Многое здесь напомнило Аржановой мечеть. Кенаса тоже была сориентирована на юг. Пол ее устилали ковры. На деревянном треугольнике у потолка привешивались светильники и модели страусовых яиц в натуральную величину, украшенные шнурами и кистями. Прихожане, вступая в кенасу, оставляли обувь у входа, молились, стоя на коленях и образуя тесные ряды. И конечно, сюда не допускали женщин. Они могли присутствовать на богослужении, лишь незаметно поднявшись по боковому входу на балкончик над частью зала, скрытый за густой деревянной решеткой.
При всем при этом служба шла на… древнееврейском языке. Естественно, простые караимы его не знали. Они только распевали псалмы вслед за газаном – священником в белом халате с воротом, расшитым золотыми нитями, и в головном уборе, наподобие чалмы.
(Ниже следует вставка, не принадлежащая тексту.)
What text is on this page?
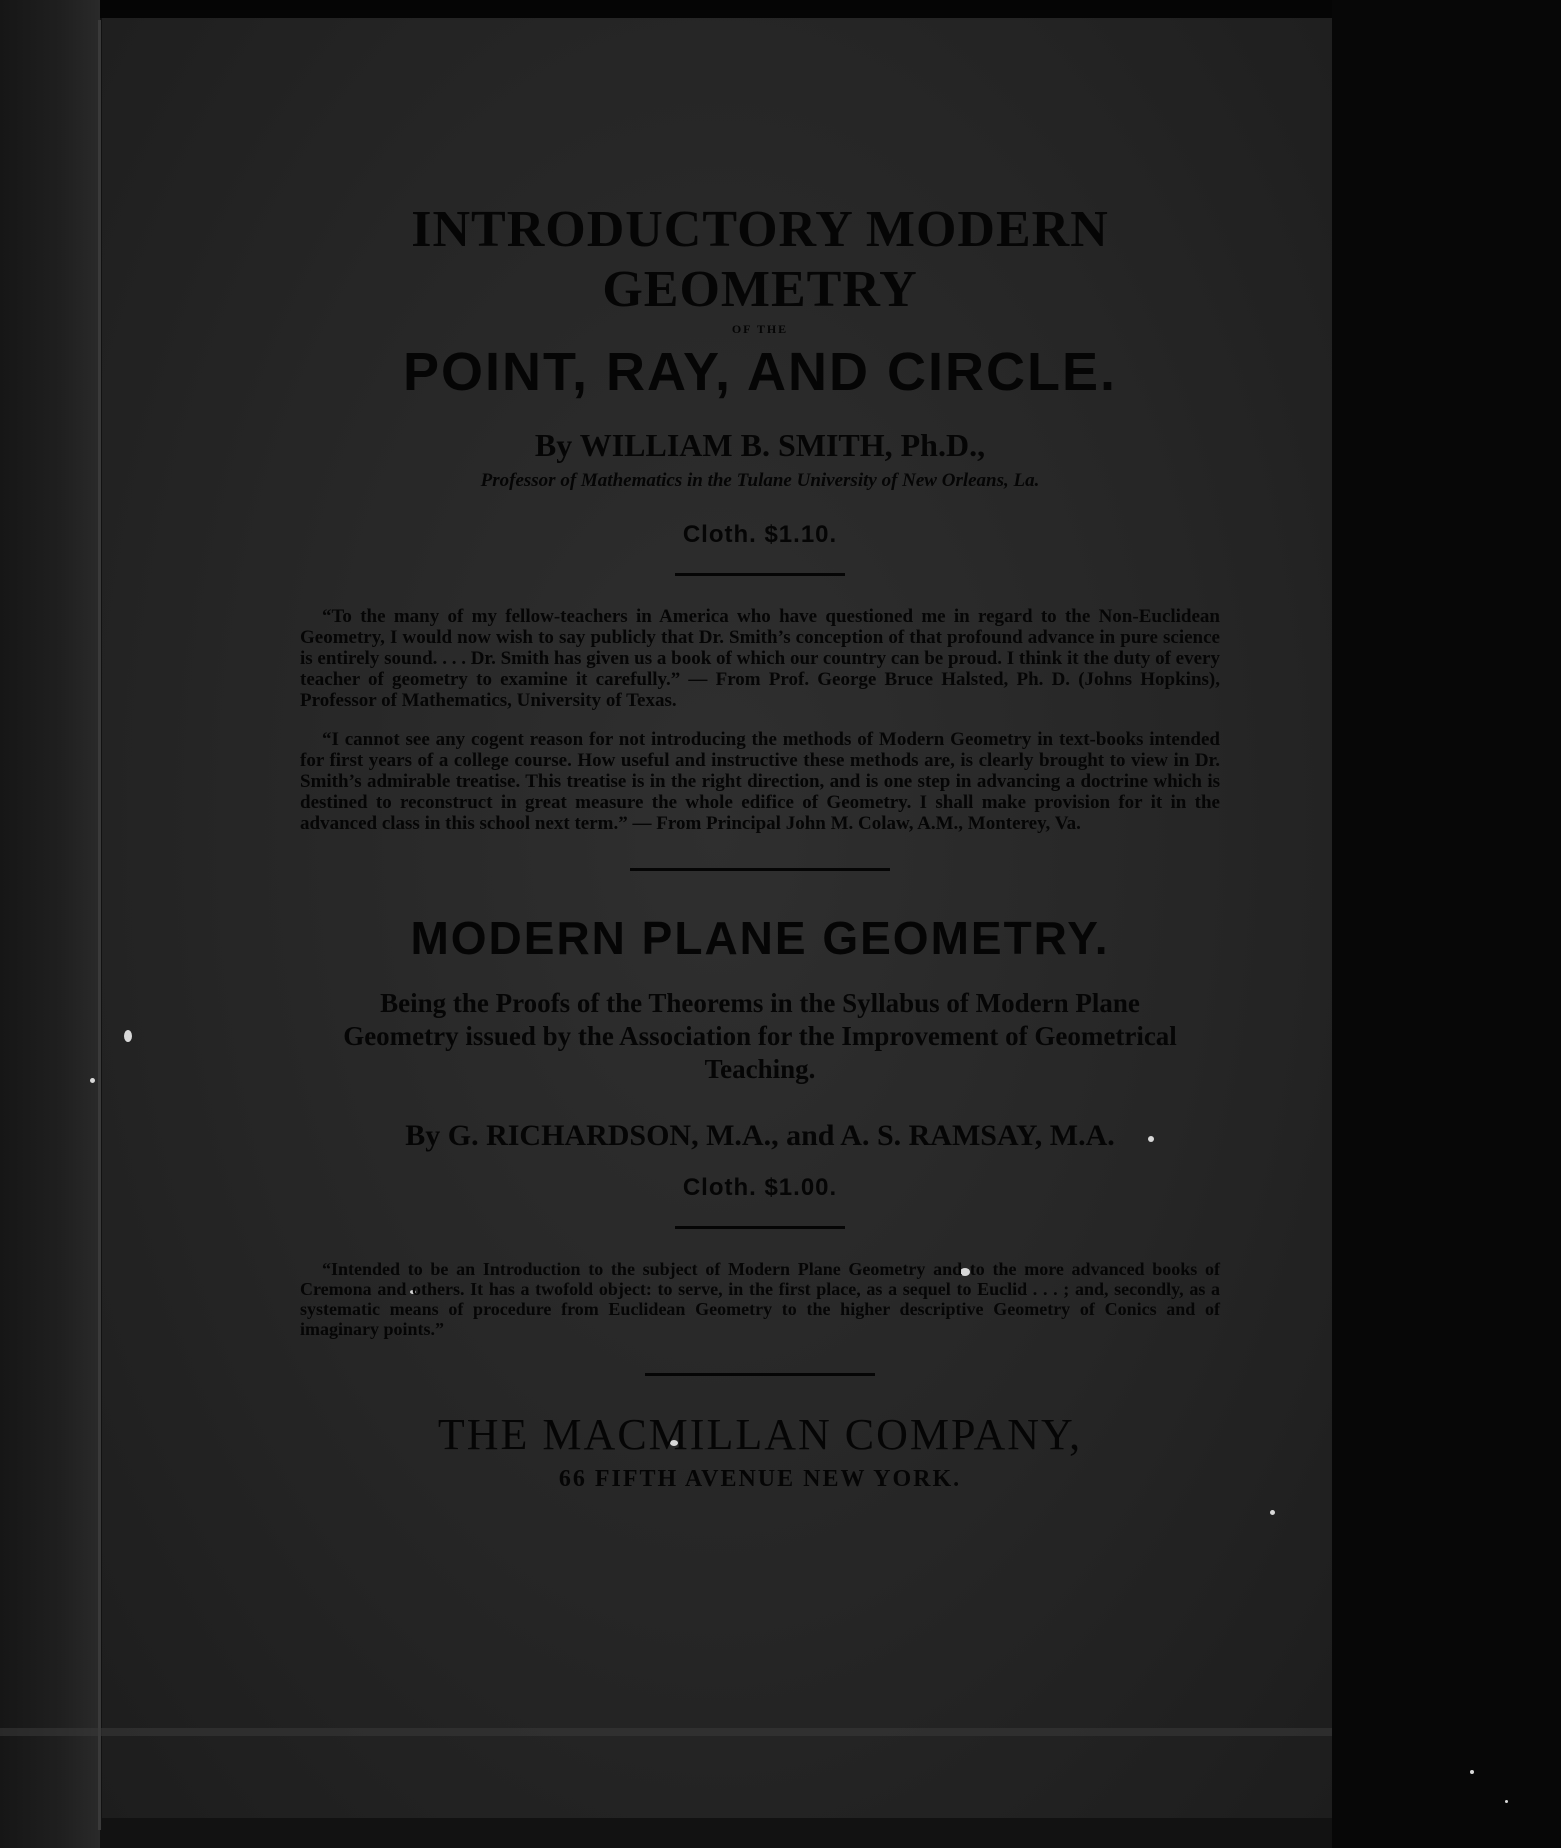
INTRODUCTORY MODERN GEOMETRY
OF THE
POINT, RAY, AND CIRCLE.
By WILLIAM B. SMITH, Ph.D.,
Professor of Mathematics in the Tulane University of New Orleans, La.
Cloth. $1.10.

“To the many of my fellow-teachers in America who have questioned me in regard to the Non-Euclidean Geometry, I would now wish to say publicly that Dr. Smith’s conception of that profound advance in pure science is entirely sound. . . . Dr. Smith has given us a book of which our country can be proud. I think it the duty of every teacher of geometry to examine it carefully.” — From Prof. George Bruce Halsted, Ph. D. (Johns Hopkins), Professor of Mathematics, University of Texas.

“I cannot see any cogent reason for not introducing the methods of Modern Geometry in text-books intended for first years of a college course. How useful and instructive these methods are, is clearly brought to view in Dr. Smith’s admirable treatise. This treatise is in the right direction, and is one step in advancing a doctrine which is destined to reconstruct in great measure the whole edifice of Geometry. I shall make provision for it in the advanced class in this school next term.” — From Principal John M. Colaw, A.M., Monterey, Va.

MODERN PLANE GEOMETRY.
Being the Proofs of the Theorems in the Syllabus of Modern Plane Geometry issued by the Association for the Improvement of Geometrical Teaching.
By G. RICHARDSON, M.A., and A. S. RAMSAY, M.A.
Cloth. $1.00.

“Intended to be an Introduction to the subject of Modern Plane Geometry and to the more advanced books of Cremona and others. It has a twofold object: to serve, in the first place, as a sequel to Euclid . . . ; and, secondly, as a systematic means of procedure from Euclidean Geometry to the higher descriptive Geometry of Conics and of imaginary points.”

THE MACMILLAN COMPANY,
66 FIFTH AVENUE NEW YORK.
По просьбе Вирковича газан соборной кенасы разрешил чужестранцам присутствовать на праздничном субботнем богослужении. Им отвели места у двери, напротив амвона. Там, на скамьях, обитых войлоком и кожей, сидели дряхлые старики, уже не способные выстоять службу на коленях и молиться, а также – люди, скорбящие об умерших недавно родственниках.
Аржанова терпеливо слушала протяжные напевы. После молитвы Виркович обещал показать ей свою коллекцию старинных книг и манускриптов. Они хранились в соборной кенасе. Он с гордостью говорил русской путешественнице, что в молодости побывал в Персии, Аравии и Турции и собрал около ста раритетов на арабском, тюркском и древнееврейском языках, которые сам знал отлично.
Когда кенаса, наконец, опустела, почтенный старец открыл резную дверцу бокового шкафа и весьма торжественно извлек на свет не книгу, как ожидала Анастасия, а деревянный цилиндр размером не менее сорока сантиметров в длину и сантиметров пятнадцати в диаметре. Он повернул задвижку где-то сбоку, и цилиндр распался на две равные половины, напоминая чем-то грецкий орех. В нем лежала рукопись, намотанная на два штыря, исполненная старинным куфическим, то есть «квадратным» письмом на плотной пергаментной бумаге.
– Что это? – спросила молодая женщина.
– «Книга светил». В X веке ее составил Абу-Юсуф Якуб аль-Киркисани, последователь нашего вероучителя Анана бен Давида…
Чтобы прочитать целиком столбец из рукописи, Аржанова чуть отвернула бумажную ленту с правого штыря, расправила ее и повела пальцем по строчкам справа налево, читая по-тюркски медленно и громко:
- «… вы вкусили, что благ Господь.
- Приступя к нему, камню живому,
- человеками отверженному, но Богом
- избранному, драгоценному, и сами будьте,
- как живые камни, устраивайте из себя
- дом духовный и священство святое,
- дабы приносить духовные жертвы,
- благоприятные Богу, следуя заповедям
- Иисуса Христа, безгрешного сына Божьего…»
Тут Анастасия остановилась и посмотрела на Вирковича. Обитатели крепости Чуфут-кале удивляли ее все больше. Найти имя Христа и хвалебный отзыв о Нем в манускрипте, написанном на тюркском языке и, возможно, действительно в X веке, – это ли не загадка для досужего путешественника?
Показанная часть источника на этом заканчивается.